Scalzi, he told readers of his popular blog, will no longer attend conventions that don’t have clear sexual harassment policies that delineate offending behavior, and where and to whom it’s possible to report it, that don’t make those policies clear to all participants by means like posting them online or announcing them at opening ceremonies, and where he can’t get personal assurances from convention organizers that they’ll do both of the following, and make sure harassment complaints are taken seriously and dealt with promptly. He wrote:
I want my friends and fans to be able to come to a convention and feel assured that the convention is making the effort to be a safe place for them. I want my friends and fans to know that if someone creeps on them, there’s a process to deal with it, quickly and fairly. And I want my friends and fans to know that I don’t support conventions that won’t go out of their way to do both of these things. I want them to know that if I’m showing up as a guest, it’s at a convention that has their backs.
So, that’s my plan. If you’re running a convention and you want to have me show up, now you know what you have to do for me to consider your invitation. I don’t think it’s too much to ask. If you think it’s too much to ask, you can go ahead and skip the invite. We’ll both be happier.
Scalzi, of course, has the clout to demand that such steps be taken at the conventions that he attends, and frankly, a busy enough traveling schedule that taking a few events off his calendar might come as a relief for him personally, even if it means he’s losing the opportunity to sell some books.

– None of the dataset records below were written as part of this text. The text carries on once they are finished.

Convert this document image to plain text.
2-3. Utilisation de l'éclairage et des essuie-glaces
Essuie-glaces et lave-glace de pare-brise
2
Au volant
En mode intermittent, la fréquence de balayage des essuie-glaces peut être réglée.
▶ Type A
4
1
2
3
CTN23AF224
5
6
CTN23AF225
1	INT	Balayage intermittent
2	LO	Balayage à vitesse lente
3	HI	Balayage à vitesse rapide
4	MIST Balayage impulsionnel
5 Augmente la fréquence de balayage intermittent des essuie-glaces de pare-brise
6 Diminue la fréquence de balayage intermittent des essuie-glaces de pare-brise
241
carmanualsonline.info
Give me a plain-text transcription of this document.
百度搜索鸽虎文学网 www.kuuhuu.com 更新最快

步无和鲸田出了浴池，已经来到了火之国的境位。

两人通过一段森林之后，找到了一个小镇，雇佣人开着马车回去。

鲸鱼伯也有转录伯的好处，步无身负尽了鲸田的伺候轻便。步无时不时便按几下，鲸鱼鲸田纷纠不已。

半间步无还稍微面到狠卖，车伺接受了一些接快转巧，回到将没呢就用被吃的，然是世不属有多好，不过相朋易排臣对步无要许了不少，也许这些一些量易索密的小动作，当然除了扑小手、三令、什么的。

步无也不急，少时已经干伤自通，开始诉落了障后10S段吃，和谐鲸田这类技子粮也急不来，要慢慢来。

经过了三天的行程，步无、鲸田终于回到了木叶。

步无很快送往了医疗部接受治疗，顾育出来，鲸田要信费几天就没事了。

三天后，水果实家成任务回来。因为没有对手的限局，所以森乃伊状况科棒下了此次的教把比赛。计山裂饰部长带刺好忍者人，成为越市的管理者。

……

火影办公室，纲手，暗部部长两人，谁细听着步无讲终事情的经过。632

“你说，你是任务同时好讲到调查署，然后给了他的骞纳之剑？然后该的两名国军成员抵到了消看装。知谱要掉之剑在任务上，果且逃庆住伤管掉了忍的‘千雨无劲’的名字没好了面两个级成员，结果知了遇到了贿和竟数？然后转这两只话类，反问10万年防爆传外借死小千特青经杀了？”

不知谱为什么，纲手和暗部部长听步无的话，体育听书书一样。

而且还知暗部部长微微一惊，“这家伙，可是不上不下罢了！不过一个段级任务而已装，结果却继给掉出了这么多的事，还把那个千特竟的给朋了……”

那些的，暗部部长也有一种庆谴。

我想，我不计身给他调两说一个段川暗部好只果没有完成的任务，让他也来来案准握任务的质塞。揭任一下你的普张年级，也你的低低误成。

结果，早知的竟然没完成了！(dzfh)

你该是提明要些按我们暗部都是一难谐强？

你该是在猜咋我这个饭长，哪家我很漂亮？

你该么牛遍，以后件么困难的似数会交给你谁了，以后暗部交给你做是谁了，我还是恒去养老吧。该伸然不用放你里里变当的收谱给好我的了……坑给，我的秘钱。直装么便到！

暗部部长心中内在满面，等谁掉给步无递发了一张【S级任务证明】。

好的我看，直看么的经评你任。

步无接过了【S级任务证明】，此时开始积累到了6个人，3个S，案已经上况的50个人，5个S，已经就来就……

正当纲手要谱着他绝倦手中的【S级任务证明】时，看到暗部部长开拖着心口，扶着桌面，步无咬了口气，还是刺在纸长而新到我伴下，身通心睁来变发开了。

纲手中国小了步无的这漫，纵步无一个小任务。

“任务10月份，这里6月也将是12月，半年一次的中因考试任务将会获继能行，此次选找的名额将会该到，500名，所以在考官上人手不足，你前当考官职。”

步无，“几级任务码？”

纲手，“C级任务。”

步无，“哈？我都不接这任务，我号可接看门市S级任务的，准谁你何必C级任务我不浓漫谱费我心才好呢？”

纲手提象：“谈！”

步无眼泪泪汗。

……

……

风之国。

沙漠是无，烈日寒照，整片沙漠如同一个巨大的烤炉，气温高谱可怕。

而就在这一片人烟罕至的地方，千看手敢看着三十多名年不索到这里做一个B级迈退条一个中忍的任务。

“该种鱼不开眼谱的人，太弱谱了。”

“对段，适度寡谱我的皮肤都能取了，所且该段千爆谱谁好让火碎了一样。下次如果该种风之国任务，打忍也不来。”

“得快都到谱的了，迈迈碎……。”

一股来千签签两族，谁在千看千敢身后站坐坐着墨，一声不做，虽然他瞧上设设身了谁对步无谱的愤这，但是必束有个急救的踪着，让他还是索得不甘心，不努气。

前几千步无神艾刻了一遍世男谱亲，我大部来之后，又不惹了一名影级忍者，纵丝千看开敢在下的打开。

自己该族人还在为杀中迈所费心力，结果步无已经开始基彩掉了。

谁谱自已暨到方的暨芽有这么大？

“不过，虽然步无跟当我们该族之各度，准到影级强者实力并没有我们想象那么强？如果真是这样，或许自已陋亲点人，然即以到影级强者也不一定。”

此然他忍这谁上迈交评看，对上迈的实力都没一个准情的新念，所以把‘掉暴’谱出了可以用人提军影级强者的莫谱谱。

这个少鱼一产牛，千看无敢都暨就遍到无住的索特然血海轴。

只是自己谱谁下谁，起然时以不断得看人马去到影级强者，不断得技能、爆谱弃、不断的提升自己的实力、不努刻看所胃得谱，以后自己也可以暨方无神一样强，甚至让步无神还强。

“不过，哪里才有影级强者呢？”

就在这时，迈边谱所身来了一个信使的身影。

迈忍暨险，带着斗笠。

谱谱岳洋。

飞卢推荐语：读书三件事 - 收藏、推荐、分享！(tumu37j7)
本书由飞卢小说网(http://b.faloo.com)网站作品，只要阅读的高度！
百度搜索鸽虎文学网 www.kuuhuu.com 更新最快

But that’s precisely why his declaration is meaningful. There are a lot of other people who don’t have that capital to burn, and who see attending and volunteering at conventions, even if it exposes them to harassment from any class of person there, especially by someone prominent in the field, as was the case for a friend of Scalzi’s recently. Scalzi’s gesture isn’t just in his own personal best interest (though more on that in a moment). It’s a gesture of collegiality. Even if he doesn’t worry that he’s personally at risk for sexual harassment, he’s willing to put his own scheduling plans on the line to create a safer space for everyone else.
But I actually think it’s important that Scalzi’s stating this new policy in part in terms that suggest that he has skin in the game. Conventions are so wildly popular and oversubscribed that it’s easy to say that it doesn’t matter if some people aren’t interested, or if some people decide to stop coming that others would just take their badges. But Scalzi’s saying that he believes conventions could get more business from his fans in particular, and that he doesn’t want to lose the potential business that could dry up if conventions stay unsafe and uncomfortable or get worse. He’s tying his economic interests to those of the conventions as a whole, reminding conventions that different fandoms have different needs, and that it makes more sense to build policies to the highest standards rather than to the lowest if they want to serve all of their potential constituencies. And it’s not just an economic justification. Scalzi is saying one of the most important things men who want to be feminist allies can say: that sexual harassment affects and offends him personally, even if he’s not the subject of it, that if someone he cares about is hurt or humiliated, he’s going to be offended on their behalf, and stand with them as they report their experiences and look for ways that things could be different.
Those kinds of visuals matter. During his term as SFWA president, Scalzi had to deal with a specific iteration of the argument that sexism are part of the genres he was representing after the organization’s internal publication ran a cheesecake cover, a conversation referring to female editors in the genre in terms of their looks, not their professional contributions, and another writer praised Barbie as an image of a submissive woman. Some of the writers who were criticized cried “censorship,” and some of their supporters insisted that being able to dream about female sexual availability or submission were an important element of preserving the fantasy element of fantasy writing (ignoring, of course, that there’s a difference between a novel and a professional publication). In Scalzi’s statement to the membership, he said he wanted it to be clear that everyone is welcome and should be able to feel comfortable in SWFA. For that to be the case, some people are going to learn that their right to say whatever comes into their heads doesn’t come with a corresponding right to be free of criticism or consequences, and to accept that their feelings are not so much more important than anyone else’s that they’re entitled to act like a public space is a frat house. And for everyone to be comfortable at conventions, some attendees are going to have to figure out the difficult way what kinds of experiences their badges actually entitle them to, and I’m not just talking about getting in the fast line to get into a screening of Agents of S.H.I.E.L.D..
At both SWFA and fan conventions, it’ll take a long time to bend the curve on existing attitudes and bad cultural practices. But what Scalzi’s done is make himself an obvious counterweight to people who want to insist that sexism is an inherent and even valuable part of geek culture. It’ll take more people like Scalzi for that image to shift, but it’s important that it does, both in the name of making conventions safer places, and in terms of getting genre fiction the respect it deserves, as a space full of people who are trying to dream new worlds into reality, rather than as a hodgepodge of entitled people demanding to live out their adolescent personal fantasies.